Van İl Halk Sağlığı Müdürlüğü'nce yürütülen "Umuda Yolculuk" projesi kapsamında sağlık çalışanlarına ‘Toplumsal cinsiyet ve eşitlik’ eğitimi verildi.
Van İl Halk Sağlığı Müdürlüğü Bulaşıcı Olmayan Hastalıklar Programlar ve Kanser Şubesi tarafından SODES destekli yürütülen proje kapsamında İpekyolu Devlet Hastanesi personellerine ‘Toplumsal cinsiyet ve eşitlik’ eğitimi verildi. Eğitmenler Proje Koordinatörü Sosyolog Osman Turğut, küresel bir sorun haline gelen kadına şiddetin ülkemizde de mücadele edilmesi gereken ciddi bir sorun olarak varlığını sürdürdüğünü söyledi. Turğut, “Ülkemizde 1980’lerin sonundan itibaren kurumsallaşmaya başlayan kadına yönelik şiddetle mücadele çalışmaları, günümüzde ilgili tüm tarafların sahiplendiği bir alan olmuştur. Bu çerçevede, 6284 sayılı ‘Ailenin Korunması ve Kadına Karşı Şiddetin Önlenmesi’ne dair kanun ve bunlarla mücadeleye ilişkin Avrupa konseyi sözleşmesinde yer alan tedbirler göz önünde bulundurularak, ilgili tüm kurum ve kuruluşların katkı ve katılımları ile Kadına Yönelik Şiddetle Mücadele Ulusal Eylem Planı 2012-2015 hazırlanmıştır. Hazırlanan plan ile toplumsal cinsiyet eşitliği ve kadına yönelik şiddetle mücadeleye ilişkin 5 temel alanda iyileştirme hedeflenmiştir” dedi.

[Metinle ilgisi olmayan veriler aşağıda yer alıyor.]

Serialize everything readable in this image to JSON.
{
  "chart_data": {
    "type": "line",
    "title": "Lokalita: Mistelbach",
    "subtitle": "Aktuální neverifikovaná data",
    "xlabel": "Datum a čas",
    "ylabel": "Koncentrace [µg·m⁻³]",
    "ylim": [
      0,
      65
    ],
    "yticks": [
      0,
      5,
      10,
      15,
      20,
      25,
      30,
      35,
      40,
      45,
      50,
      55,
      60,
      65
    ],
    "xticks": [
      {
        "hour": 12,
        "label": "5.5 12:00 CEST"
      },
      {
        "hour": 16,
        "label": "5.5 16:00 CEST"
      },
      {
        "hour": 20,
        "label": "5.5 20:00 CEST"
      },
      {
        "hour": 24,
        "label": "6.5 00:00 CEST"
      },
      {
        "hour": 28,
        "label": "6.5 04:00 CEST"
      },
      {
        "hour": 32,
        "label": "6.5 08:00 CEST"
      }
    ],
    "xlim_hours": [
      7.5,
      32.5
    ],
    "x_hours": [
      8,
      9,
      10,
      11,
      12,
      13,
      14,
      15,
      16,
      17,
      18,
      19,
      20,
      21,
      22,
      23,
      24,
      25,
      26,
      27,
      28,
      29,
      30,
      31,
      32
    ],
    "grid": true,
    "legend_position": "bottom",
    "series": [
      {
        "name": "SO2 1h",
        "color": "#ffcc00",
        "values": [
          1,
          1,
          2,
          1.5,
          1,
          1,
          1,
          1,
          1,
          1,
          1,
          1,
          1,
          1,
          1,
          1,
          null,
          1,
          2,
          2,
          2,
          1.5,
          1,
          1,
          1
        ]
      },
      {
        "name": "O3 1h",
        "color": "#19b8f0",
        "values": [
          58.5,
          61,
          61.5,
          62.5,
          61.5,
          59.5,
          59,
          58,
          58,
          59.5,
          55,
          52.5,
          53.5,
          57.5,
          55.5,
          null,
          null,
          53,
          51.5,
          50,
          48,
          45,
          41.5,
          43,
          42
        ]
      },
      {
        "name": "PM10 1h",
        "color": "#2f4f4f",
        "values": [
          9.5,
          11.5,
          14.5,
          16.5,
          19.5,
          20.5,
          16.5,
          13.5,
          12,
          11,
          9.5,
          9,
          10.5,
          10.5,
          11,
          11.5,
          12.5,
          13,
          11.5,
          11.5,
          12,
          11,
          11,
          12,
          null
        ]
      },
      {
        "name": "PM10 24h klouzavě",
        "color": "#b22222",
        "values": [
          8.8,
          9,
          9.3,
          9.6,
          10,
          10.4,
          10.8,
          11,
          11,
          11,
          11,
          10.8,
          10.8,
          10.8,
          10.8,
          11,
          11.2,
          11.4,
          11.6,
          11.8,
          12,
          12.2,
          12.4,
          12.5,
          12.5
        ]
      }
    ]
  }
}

Psikolog Vehbi İşbilir ise, ülkede kadına yönelik şiddetin, özel ve kamusal alanda artarak devam ettiğin belirterek, “Oysa bizler biliyoruz ki kadın mücadelesi, aynı zamanda şiddetle hesaplaşma mücadelesidir. Dünyada var olan çatışmalarla işkenceyle, tecavüze, göçe ve namus cinayetlerine karşı yürütülen mücadeledir. Aynı zamanda emek mücadelesidir. Dünyadaki ekonomik kriz nedeniyle birçok kadın işten atılarak, sigortasız, parça-başı işlerde çok düşük ücretle güvencesiz çalışamaya mahkum bırakılıyor. Ev içinde kadınların görünmeyen emeği daha da artıyor. İşsizliğimiz, açlığımız arttıkça daha çok şiddete uğruyoruz. Bu süreçte farklı görüşlerin zenginlik olduğuna, biz kadınların dayanışmasının ve ortak bir mücadele yürütmesinin zorunluluk olduğuna inanıyoruz. Çünkü bu mücadelenin toplumun her kesiminde ezilen, dışlanan ama hakkını arayan, barış, emek ve demokrasinin kadın mücadelesinin ayrılmaz bir parçası olduğuna inanan bütün kadınlarla başarılı olacağına inanıyoruz. Bugün özgür birey olma, geleceği birlikte koruma adına birlikte mücadele günüdür. Çarkın hep böyle dönmemesi için adım atma günüdür. Çünkü gün dayanışma günüdür. Çünkü gün kadınların var olma günüdür. Yaşasın 8 Mart! Yaşasın Kadın Dayanışması” şeklinde konuştu.